GERMANY will limit the number of asylum seeker arrivals to around 200,000 annually under a draft coalition agreement sealed today in marathon talks between the country's two biggest parties.

The CDU and the SPD began talks on a grand coalition after negotiations for a so-called Jamaica coalition, between the CDU, the Free Democrats, and the Green Party, collapsed previous year. The coalition blueprint starts with the topic of Europe and includes pledges to strengthen common European Union foreign and defence policy. But those talks collapsed and the long-time chancellor turned to the SPD to renew their alliance.

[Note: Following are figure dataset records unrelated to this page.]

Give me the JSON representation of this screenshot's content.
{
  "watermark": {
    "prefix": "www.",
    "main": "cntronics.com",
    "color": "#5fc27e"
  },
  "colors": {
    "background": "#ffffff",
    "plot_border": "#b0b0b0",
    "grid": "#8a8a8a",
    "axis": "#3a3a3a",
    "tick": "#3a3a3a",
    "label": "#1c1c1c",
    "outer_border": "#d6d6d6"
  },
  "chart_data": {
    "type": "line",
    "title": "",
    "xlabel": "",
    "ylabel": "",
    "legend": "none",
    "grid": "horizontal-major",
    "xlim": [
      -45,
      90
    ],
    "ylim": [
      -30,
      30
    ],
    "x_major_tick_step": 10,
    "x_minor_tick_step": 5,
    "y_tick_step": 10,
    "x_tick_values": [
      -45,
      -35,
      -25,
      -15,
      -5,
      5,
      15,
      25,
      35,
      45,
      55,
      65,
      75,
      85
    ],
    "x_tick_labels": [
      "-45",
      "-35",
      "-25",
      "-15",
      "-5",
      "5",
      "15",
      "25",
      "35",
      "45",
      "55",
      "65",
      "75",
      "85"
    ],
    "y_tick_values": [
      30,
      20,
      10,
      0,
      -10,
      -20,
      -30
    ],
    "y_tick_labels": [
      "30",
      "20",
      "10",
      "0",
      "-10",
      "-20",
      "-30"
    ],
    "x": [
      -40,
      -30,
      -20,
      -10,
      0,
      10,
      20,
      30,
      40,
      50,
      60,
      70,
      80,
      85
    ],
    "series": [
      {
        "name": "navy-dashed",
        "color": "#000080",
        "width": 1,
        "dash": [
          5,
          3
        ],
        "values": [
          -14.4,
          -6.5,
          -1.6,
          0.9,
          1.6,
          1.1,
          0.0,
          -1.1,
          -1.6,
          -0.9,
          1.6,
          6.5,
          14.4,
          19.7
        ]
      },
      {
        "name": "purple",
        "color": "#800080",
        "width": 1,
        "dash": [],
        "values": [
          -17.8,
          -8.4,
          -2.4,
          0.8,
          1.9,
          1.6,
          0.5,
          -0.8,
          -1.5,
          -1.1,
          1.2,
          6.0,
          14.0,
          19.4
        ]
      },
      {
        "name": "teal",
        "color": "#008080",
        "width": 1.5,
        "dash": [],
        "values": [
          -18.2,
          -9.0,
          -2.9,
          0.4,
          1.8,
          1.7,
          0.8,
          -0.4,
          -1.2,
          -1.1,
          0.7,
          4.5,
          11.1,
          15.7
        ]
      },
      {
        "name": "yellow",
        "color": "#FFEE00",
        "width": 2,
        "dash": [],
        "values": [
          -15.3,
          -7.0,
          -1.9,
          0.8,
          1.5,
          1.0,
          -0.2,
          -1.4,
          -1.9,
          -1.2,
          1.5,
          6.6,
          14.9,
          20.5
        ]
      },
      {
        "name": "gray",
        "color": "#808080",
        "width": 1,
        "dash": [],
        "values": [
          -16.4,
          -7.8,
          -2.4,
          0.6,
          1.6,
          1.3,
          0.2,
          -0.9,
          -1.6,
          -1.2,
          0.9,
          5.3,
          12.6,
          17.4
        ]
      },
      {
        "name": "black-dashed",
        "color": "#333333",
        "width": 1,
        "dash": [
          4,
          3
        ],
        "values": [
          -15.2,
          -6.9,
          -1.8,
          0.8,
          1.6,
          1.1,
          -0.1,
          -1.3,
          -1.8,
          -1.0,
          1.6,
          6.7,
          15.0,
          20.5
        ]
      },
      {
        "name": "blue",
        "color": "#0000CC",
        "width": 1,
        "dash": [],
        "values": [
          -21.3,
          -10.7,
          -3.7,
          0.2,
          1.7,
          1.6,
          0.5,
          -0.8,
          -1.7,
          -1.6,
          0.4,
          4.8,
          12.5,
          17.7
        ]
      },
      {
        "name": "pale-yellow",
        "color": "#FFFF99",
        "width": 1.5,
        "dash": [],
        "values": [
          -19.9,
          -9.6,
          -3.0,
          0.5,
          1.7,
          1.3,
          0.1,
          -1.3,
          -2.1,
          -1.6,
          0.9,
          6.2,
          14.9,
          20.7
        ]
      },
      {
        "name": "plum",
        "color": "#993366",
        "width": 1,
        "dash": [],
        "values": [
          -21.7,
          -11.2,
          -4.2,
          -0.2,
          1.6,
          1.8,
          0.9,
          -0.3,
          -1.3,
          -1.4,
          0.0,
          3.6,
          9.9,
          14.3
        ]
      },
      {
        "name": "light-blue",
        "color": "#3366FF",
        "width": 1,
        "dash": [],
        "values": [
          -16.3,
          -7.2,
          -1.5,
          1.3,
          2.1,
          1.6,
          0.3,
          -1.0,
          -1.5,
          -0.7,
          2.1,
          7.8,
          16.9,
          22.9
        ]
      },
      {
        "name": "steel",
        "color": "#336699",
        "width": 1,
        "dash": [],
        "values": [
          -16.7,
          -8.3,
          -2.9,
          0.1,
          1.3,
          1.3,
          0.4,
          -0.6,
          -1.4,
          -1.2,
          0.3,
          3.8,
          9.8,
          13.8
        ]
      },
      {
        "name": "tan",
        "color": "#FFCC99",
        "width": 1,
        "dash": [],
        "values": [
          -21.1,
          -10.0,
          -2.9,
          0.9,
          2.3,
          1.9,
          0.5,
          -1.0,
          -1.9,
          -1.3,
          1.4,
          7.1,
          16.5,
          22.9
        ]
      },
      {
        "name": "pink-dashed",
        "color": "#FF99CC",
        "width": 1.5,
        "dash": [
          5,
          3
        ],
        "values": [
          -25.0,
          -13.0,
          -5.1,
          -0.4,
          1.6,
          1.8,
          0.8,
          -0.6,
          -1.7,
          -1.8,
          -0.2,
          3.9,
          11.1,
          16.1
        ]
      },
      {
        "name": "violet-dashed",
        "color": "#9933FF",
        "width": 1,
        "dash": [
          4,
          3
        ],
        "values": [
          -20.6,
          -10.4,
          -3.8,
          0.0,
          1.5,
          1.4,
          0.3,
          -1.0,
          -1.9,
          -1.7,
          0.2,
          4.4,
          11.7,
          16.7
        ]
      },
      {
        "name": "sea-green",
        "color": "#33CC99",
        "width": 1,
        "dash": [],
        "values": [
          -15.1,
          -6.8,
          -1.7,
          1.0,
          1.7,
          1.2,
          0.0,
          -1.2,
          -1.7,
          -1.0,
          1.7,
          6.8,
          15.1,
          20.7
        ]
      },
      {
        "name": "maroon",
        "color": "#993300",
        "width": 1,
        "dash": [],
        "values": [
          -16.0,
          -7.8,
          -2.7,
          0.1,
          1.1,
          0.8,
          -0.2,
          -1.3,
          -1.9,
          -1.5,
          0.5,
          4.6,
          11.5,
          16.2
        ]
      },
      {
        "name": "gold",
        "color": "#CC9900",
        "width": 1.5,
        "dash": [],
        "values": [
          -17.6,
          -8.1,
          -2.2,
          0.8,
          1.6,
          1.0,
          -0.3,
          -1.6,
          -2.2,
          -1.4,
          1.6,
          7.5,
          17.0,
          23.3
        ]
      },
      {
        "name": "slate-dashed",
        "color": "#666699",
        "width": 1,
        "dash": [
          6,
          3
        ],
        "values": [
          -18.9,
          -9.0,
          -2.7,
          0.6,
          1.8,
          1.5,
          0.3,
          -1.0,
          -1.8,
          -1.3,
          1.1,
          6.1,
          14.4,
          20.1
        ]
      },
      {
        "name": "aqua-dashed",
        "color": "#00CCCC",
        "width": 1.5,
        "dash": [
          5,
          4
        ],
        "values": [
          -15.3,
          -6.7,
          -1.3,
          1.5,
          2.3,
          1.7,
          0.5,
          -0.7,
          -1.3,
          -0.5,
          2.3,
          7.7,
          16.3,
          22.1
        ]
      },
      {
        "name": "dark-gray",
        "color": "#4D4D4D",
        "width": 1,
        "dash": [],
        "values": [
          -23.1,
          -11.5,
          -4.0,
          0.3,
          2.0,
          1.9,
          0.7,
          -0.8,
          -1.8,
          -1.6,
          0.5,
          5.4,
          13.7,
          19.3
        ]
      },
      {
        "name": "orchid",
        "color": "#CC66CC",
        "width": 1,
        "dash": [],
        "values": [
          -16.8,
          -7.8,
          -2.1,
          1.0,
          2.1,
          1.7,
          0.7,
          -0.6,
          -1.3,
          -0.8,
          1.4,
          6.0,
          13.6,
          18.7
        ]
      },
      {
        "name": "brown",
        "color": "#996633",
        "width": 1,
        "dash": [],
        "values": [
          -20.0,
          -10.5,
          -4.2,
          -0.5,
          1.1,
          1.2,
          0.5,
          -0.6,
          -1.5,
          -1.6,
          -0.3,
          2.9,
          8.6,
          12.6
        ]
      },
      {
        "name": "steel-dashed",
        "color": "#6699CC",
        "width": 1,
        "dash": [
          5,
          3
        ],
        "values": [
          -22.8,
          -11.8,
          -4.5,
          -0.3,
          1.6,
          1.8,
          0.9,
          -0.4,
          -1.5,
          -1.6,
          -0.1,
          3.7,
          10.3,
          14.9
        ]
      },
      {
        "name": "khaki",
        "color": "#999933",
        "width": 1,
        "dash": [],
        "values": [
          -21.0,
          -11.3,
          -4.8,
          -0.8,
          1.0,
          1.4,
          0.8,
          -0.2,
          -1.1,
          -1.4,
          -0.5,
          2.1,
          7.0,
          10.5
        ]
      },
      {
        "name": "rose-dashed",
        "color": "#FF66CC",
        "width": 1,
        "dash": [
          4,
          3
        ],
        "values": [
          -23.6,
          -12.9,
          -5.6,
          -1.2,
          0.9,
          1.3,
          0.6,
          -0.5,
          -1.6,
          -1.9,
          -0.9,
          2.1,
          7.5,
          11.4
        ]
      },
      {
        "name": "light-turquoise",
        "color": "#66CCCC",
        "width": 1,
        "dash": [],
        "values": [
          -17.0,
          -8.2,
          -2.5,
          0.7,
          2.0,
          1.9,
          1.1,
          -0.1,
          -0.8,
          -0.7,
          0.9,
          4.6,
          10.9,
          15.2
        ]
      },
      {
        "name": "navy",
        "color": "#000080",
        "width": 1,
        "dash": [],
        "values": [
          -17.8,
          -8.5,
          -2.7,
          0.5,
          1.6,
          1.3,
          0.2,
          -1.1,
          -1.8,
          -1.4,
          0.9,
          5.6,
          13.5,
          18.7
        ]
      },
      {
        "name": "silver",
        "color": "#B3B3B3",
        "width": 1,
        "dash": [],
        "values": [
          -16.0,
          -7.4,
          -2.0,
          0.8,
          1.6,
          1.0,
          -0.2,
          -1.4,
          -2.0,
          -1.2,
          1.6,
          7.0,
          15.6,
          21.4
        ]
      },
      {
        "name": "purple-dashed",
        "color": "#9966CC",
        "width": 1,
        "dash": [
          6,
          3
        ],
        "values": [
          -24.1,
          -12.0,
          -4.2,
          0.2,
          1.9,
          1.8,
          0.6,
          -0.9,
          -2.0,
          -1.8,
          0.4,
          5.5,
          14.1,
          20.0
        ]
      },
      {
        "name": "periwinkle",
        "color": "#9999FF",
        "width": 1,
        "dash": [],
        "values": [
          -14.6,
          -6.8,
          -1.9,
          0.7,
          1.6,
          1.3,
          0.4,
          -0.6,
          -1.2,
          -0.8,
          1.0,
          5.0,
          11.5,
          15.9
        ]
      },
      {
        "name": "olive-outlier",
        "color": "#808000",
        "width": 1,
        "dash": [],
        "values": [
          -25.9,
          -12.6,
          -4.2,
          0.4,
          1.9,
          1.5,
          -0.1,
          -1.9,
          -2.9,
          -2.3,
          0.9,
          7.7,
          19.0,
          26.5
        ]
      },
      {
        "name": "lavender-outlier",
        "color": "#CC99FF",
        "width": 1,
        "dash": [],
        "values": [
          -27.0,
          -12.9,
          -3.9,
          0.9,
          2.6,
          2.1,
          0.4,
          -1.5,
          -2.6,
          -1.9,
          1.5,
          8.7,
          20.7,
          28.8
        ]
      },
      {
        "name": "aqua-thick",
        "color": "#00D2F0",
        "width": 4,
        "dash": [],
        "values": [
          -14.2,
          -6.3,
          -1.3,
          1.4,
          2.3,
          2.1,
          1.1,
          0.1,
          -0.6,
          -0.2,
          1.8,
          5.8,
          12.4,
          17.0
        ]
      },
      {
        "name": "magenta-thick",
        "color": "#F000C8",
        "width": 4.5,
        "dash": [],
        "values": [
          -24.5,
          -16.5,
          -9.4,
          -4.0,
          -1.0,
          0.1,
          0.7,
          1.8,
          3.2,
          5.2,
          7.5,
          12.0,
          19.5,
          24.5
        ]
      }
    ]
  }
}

It helps avert new elections after September's poll failed to give Merkel a clear majority. The coalition blueprint document commits: "in close partnership with France", to "sustainably strengthen and reform the eurozone so that the euro can better withstand global crises".

The paper backs the idea of transforming the ESM bailout fund to a European Monetary Fund, but makes no reference to the proposal for a euro finance minister.

Mr. Schulz, who had expressly wished for a role in the opposition after the party's two stints as junior coalition partner, must now travel the country to convince his rank and file that rejoining the government will be good for both the country and the party.

Scepticism is high after the SPD scored a humiliating 20.5 percent in the September ballot, its worst of the post-war era. "The coalition document is a new start for Europe". In reality, the next "grand coalition" wouldn't be up and running before the beginning of April.

Political observers also judge that Merkel, damaged by the poor election outcome and subsequent stalemate, is now in the twilight phase of her reign.

Another analyst, Lothar Probst of Bremen University, told the Handelsblatt business daily that the coalition could break up early in a fight, which would mean "the deck is reshuffled and Merkel's chancellorship could reach an early end".

"In the interest of her party's electoral strength, she should not stay in office for the entire legislative term".